From time to time, I like to hunt down what the Your Parents demographic thinks about our little hobby. Yes, we’re taking over the world, but there are still people who don’t understand who we are and what we do. It’s good to look in from the outside, gives one some perspective. Here is an open letter to Your Parents about game ratings and what they mean. This is what non-gamers think. Check it out. ExploreCarroll has the story.
Ratings are important. They’re not really designed to tell you what’s in a game, that’s arbitrary. What ratings do is act as a shield against government censorship, protecting us from the horrifying spectre of games being sanitized with the same brush as network TV. Think about that for a while, and be afraid.
I don’t see video games as even potentially “contain[ing] as much graphic media today as the Internet, television and film … combined.” For example, video games may have echos of Goatse but they don’t have Goatse (and it’s not surprising that film also has that.)

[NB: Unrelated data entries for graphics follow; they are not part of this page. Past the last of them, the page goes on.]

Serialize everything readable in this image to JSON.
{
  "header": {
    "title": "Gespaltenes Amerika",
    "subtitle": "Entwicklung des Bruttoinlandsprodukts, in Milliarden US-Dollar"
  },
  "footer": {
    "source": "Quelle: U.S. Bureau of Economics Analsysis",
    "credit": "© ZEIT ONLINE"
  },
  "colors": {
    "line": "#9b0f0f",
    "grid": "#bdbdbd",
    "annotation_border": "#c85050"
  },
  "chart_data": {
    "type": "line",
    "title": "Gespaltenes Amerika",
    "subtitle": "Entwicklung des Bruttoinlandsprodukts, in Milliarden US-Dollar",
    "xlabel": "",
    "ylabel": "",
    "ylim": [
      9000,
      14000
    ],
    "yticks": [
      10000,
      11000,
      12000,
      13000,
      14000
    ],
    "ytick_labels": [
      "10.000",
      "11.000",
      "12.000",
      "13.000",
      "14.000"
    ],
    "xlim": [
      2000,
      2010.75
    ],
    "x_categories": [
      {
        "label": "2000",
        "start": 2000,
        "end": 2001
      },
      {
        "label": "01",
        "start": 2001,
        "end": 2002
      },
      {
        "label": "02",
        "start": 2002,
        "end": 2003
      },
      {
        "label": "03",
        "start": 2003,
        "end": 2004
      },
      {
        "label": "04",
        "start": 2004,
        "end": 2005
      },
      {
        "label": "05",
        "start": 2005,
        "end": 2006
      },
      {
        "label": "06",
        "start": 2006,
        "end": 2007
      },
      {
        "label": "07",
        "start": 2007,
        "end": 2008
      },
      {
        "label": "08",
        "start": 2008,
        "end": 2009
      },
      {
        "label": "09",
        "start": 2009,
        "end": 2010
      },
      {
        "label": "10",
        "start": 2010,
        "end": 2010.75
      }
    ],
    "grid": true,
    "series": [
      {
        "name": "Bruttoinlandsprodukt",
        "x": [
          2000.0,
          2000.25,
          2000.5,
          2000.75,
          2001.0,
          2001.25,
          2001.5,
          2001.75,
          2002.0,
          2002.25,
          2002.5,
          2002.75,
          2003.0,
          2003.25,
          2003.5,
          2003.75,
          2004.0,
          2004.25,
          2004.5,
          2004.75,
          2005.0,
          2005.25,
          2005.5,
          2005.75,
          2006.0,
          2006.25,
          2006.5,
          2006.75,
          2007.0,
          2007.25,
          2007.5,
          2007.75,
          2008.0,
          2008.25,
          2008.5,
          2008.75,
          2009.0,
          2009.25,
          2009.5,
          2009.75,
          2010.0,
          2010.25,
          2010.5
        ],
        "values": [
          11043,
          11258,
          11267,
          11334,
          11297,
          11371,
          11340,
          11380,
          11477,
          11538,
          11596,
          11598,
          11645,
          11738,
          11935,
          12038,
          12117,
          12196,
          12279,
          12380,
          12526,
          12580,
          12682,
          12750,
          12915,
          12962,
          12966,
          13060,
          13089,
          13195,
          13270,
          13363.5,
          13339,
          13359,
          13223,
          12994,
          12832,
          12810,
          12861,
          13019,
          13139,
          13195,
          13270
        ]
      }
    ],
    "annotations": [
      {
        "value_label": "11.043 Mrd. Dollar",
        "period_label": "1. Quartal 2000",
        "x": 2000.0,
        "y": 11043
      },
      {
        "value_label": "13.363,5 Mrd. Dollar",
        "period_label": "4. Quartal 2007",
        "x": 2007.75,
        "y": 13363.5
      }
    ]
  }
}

Video game ratings do really give a fair idea of what’s in a game. They’re a collusion between the industry and developers to provide fair example of what a game might contain.
The article behind the link is really boring and very tame. It says literally nothing about ratings and tries to make a commentary about parenting instead. In fact, the author is entirely sanguine about ratings, at least more so than parenting.
I cannot say the parenting advise is that good either. It fails to take into account the culture of gaming or even the underlying predisposition to playing games. It doesn’t seem to account for the capability of teenage children to fully differentiate fantasy and reality. We’ve seen it over and over in these repeated studies and stories that demonstrate the foolish mythology of video games and violence — the best ethnographic data ever is those teens who freak out at actual gunfire (city kids) but enjoy MW3.
I think part of the reason is gamer kids are common, gamer parents not so much.
As a result, the cultural context of games is lost between these generations; although that’s rapidly changing.